Temos, portanto, uma questão de grande relevância, que desafia docentes, pesquisadores, gestores, formuladores de políticas educacionais e agências - como conciliar, no âmbito de um programa de pós-graduação as missões de formar pesquisadores e docentes simultaneamente. Como lidar, de forma articulada, com esses dois eixos de competências que, quando unidos, potenciam o bom desempenho dos nossos egressos da pós-graduação? É esta a questão geral que está na base do trabalho 'Estágio Docência: um Estudo no Programa de Pós-Graduação em Administração da Universidade Federal de Lavras'. Evidente que seu recorte é bastante mais limitado; mas, ao estudar o estágio docente em uma instituição específica e no âmbito de um programa de pós-graduação, o texto articula-se com as questões mais amplas que podem ser sintetizadas em duas principais vertentes: a primeira, já referida, sobre o processo de formar um professor, com ênfase em que experiências se tornam importantes, para que este papel possa ser desempenhado com elevado padrão de qualidade. Estamos diante de competências que podem ser desenvolvidas? Que estratégias pedagógicas são as mais adequadas para desenvolvê-las? A prática de sala de aula, sob forma de estágio, é suficiente para se formar um docente que irá atuar no ensino superior? A segunda vertente se refere ao papel da nossa pós-graduação, especialmente à paradoxal concepção, segundo a qual são impossíveis os dois objetivos, ao mesmo tempo: formar docentes e formar pesquisadores. Em que medida estes dois objetivos devem competir entre si? Será possível, no escopo da nossa atual pós-graduação e do seu sistema de avaliação, atender simultaneamente a ambos? Que caminhos se abrem nesta direção?

Nestes dois principais eixos serão estruturadas as reflexões e problematizações que surgem da leitura do trabalho em questão.

Que Significa ser Docente Universitário e como Desenvolver suas Competências Centrais?

Pachane e Pereira (2004) afirmam que é comum, quando se fala em formação de professores, pensar-se no processo de formação para a docência na educação básica (ensino fundamental e, no máximo, médio). Dificilmente, ao se tratar de formação de professores, se amplia a abrangência do tema para a formação de professores universitários, como se a formação específica para o ensino nesse nível fosse algo supérfluo, ou mesmo, desnecessário. É fato que muitos dos docentes universitários, que estão em atividade no país, passaram a atuar profissionalmente como forma de viabilizar seu interesse pelo estudo e pela pesquisa, sem qualquer forma de treinamento específico para a docência, tendo de se valer de exemplos conhecidos e valorizados das práticas de seus próprios mestres. Todavia uma das mais frequentes críticas dos estudantes universitários incide sobre a didática dos professores. São frequentes as queixas de que o professor conhece a matéria, mas não sabe transmitir, não se importa com o aluno, é distante, é arrogante, entre outras características que revelam dificuldades em dimensões de sua prática, que vão além do conteúdo a ser ensinado.

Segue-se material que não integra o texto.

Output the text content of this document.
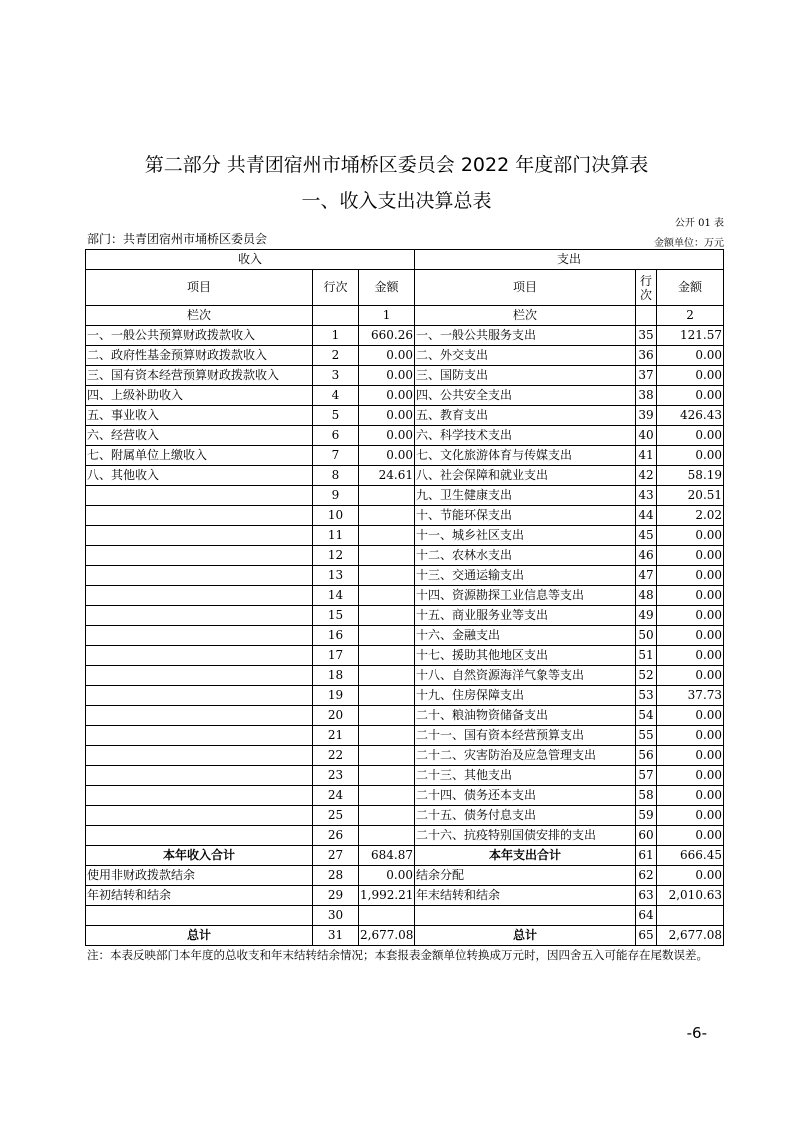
第二部分 共青团宿州市埇桥区委员会 2022 年度部门决算表
一、收入支出决算总表
公开 01 表
部门：共青团宿州市埇桥区委员会	金额单位：万元
收入			支出		
项目	行次	金额	项目	行 次	金额
栏次		1	栏次		2
一、一般公共预算财政拨款收入	1	660.26	一、一般公共服务支出	35	121.57
二、政府性基金预算财政拨款收入	2	0.00	二、外交支出	36	0.00
三、国有资本经营预算财政拨款收入	3	0.00	三、国防支出	37	0.00
四、上级补助收入	4	0.00	四、公共安全支出	38	0.00
五、事业收入	5	0.00	五、教育支出	39	426.43
六、经营收入	6	0.00	六、科学技术支出	40	0.00
七、附属单位上缴收入	7	0.00	七、文化旅游体育与传媒支出	41	0.00
八、其他收入	8	24.61	八、社会保障和就业支出	42	58.19
	9		九、卫生健康支出	43	20.51
	10		十、节能环保支出	44	2.02
	11		十一、城乡社区支出	45	0.00
	12		十二、农林水支出	46	0.00
	13		十三、交通运输支出	47	0.00
	14		十四、资源勘探工业信息等支出	48	0.00
	15		十五、商业服务业等支出	49	0.00
	16		十六、金融支出	50	0.00
	17		十七、援助其他地区支出	51	0.00
	18		十八、自然资源海洋气象等支出	52	0.00
	19		十九、住房保障支出	53	37.73
	20		二十、粮油物资储备支出	54	0.00
	21		二十一、国有资本经营预算支出	55	0.00
	22		二十二、灾害防治及应急管理支出	56	0.00
	23		二十三、其他支出	57	0.00
	24		二十四、债务还本支出	58	0.00
	25		二十五、债务付息支出	59	0.00
	26		二十六、抗疫特别国债安排的支出	60	0.00
本年收入合计	27	684.87	本年支出合计	61	666.45
使用非财政拨款结余	28	0.00	结余分配	62	0.00
年初结转和结余	29	1,992.21	年末结转和结余	63	2,010.63
	30			64	
总计	31	2,677.08	总计	65	2,677.08
注：本表反映部门本年度的总收支和年末结转结余情况；本套报表金额单位转换成万元时，因四舍五入可能存在尾数误差。
-6-
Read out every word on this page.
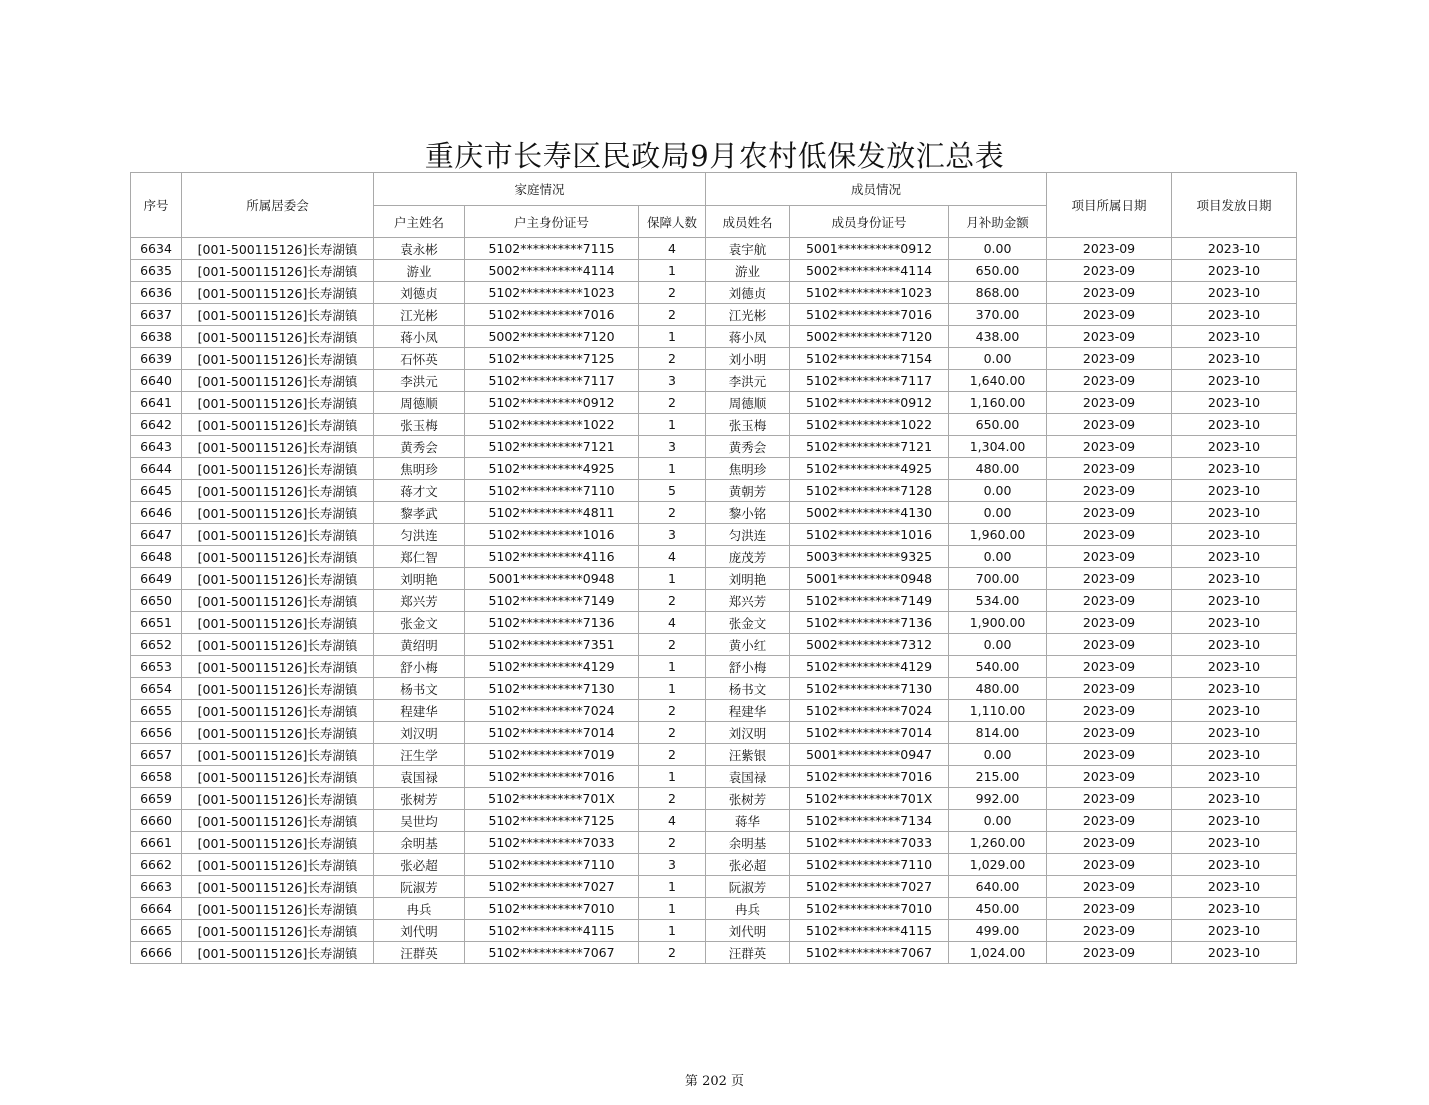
重庆市长寿区民政局9月农村低保发放汇总表
序号	所属居委会	家庭情况			成员情况			项目所属日期	项目发放日期
		户主姓名	户主身份证号	保障人数	成员姓名	成员身份证号	月补助金额		
6634	[001-500115126]长寿湖镇	袁永彬	5102**********7115	4	袁宇航	5001**********0912	0.00	2023-09	2023-10
6635	[001-500115126]长寿湖镇	游业	5002**********4114	1	游业	5002**********4114	650.00	2023-09	2023-10
6636	[001-500115126]长寿湖镇	刘德贞	5102**********1023	2	刘德贞	5102**********1023	868.00	2023-09	2023-10
6637	[001-500115126]长寿湖镇	江光彬	5102**********7016	2	江光彬	5102**********7016	370.00	2023-09	2023-10
6638	[001-500115126]长寿湖镇	蒋小凤	5002**********7120	1	蒋小凤	5002**********7120	438.00	2023-09	2023-10
6639	[001-500115126]长寿湖镇	石怀英	5102**********7125	2	刘小明	5102**********7154	0.00	2023-09	2023-10
6640	[001-500115126]长寿湖镇	李洪元	5102**********7117	3	李洪元	5102**********7117	1,640.00	2023-09	2023-10
6641	[001-500115126]长寿湖镇	周德顺	5102**********0912	2	周德顺	5102**********0912	1,160.00	2023-09	2023-10
6642	[001-500115126]长寿湖镇	张玉梅	5102**********1022	1	张玉梅	5102**********1022	650.00	2023-09	2023-10
6643	[001-500115126]长寿湖镇	黄秀会	5102**********7121	3	黄秀会	5102**********7121	1,304.00	2023-09	2023-10
6644	[001-500115126]长寿湖镇	焦明珍	5102**********4925	1	焦明珍	5102**********4925	480.00	2023-09	2023-10
6645	[001-500115126]长寿湖镇	蒋才文	5102**********7110	5	黄朝芳	5102**********7128	0.00	2023-09	2023-10
6646	[001-500115126]长寿湖镇	黎孝武	5102**********4811	2	黎小铭	5002**********4130	0.00	2023-09	2023-10
6647	[001-500115126]长寿湖镇	匀洪连	5102**********1016	3	匀洪连	5102**********1016	1,960.00	2023-09	2023-10
6648	[001-500115126]长寿湖镇	郑仁智	5102**********4116	4	庞茂芳	5003**********9325	0.00	2023-09	2023-10
6649	[001-500115126]长寿湖镇	刘明艳	5001**********0948	1	刘明艳	5001**********0948	700.00	2023-09	2023-10
6650	[001-500115126]长寿湖镇	郑兴芳	5102**********7149	2	郑兴芳	5102**********7149	534.00	2023-09	2023-10
6651	[001-500115126]长寿湖镇	张金文	5102**********7136	4	张金文	5102**********7136	1,900.00	2023-09	2023-10
6652	[001-500115126]长寿湖镇	黄绍明	5102**********7351	2	黄小红	5002**********7312	0.00	2023-09	2023-10
6653	[001-500115126]长寿湖镇	舒小梅	5102**********4129	1	舒小梅	5102**********4129	540.00	2023-09	2023-10
6654	[001-500115126]长寿湖镇	杨书文	5102**********7130	1	杨书文	5102**********7130	480.00	2023-09	2023-10
6655	[001-500115126]长寿湖镇	程建华	5102**********7024	2	程建华	5102**********7024	1,110.00	2023-09	2023-10
6656	[001-500115126]长寿湖镇	刘汉明	5102**********7014	2	刘汉明	5102**********7014	814.00	2023-09	2023-10
6657	[001-500115126]长寿湖镇	汪生学	5102**********7019	2	汪紫银	5001**********0947	0.00	2023-09	2023-10
6658	[001-500115126]长寿湖镇	袁国禄	5102**********7016	1	袁国禄	5102**********7016	215.00	2023-09	2023-10
6659	[001-500115126]长寿湖镇	张树芳	5102**********701X	2	张树芳	5102**********701X	992.00	2023-09	2023-10
6660	[001-500115126]长寿湖镇	吴世均	5102**********7125	4	蒋华	5102**********7134	0.00	2023-09	2023-10
6661	[001-500115126]长寿湖镇	余明基	5102**********7033	2	余明基	5102**********7033	1,260.00	2023-09	2023-10
6662	[001-500115126]长寿湖镇	张必超	5102**********7110	3	张必超	5102**********7110	1,029.00	2023-09	2023-10
6663	[001-500115126]长寿湖镇	阮淑芳	5102**********7027	1	阮淑芳	5102**********7027	640.00	2023-09	2023-10
6664	[001-500115126]长寿湖镇	冉兵	5102**********7010	1	冉兵	5102**********7010	450.00	2023-09	2023-10
6665	[001-500115126]长寿湖镇	刘代明	5102**********4115	1	刘代明	5102**********4115	499.00	2023-09	2023-10
6666	[001-500115126]长寿湖镇	汪群英	5102**********7067	2	汪群英	5102**********7067	1,024.00	2023-09	2023-10
第 202 页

Temos evidências de que o crescimento do número de mestres e doutores tem produzido impacto significativo na consolidação da nossa comunidade científica; em decorrência, ficaram ampliados os nossos indicadores de produção científica. Cabe perguntar, entretanto, se essa titulação, tal como vem sendo realizada, contribui para a melhoria da qualidade didática do ensino superior. Se não contribui para a formação didática, ela prepara diferencialmente esses docentes (em comparação com aqueles que não cursam uma pós-graduação) de algum outro modo? De que evidências dispomos a respeito de tais questões? Em que medida os nossos programas de pós-graduação, ao priorizarem as habilidades de condução de pesquisas, não se tornam responsáveis, por certo não intencionalmente, por reproduzir e perpetuar a crença de que para ser professor basta conhecer a fundo determinado conteúdo ou, no caso específico do ensino superior, basta ser bom pesquisador?

Vários autores (Fischer, 2006; Pimenta & Anastasiou, 2002; Pachane & Pereira, 2004; Valente & Viana, 2010; Vasconcelos, 1998) ressaltam a pouca importância dada à formação pedagógica, quando se trata de formar docentes para o ensino superior. Geralmente não se exige formação pedagógica na docência do ensino superior, pois se considera suficiente o domínio de conhecimentos específicos; o docente universitário é valorizado pela pesquisa e/ou pelo exercício profissional no campo; ou seja, a formação exigida do professor universitário privilegia o conhecimento aprofundado da disciplina a ser ensinada, pouco se exigindo de domínio de capacidade específica para ensinar. Isto se reflete na pós-graduação, na formação de mestres e doutores, podendo levar à docência indivíduos titulados, mas sem as competências pedagógicas essenciais para a sua prática.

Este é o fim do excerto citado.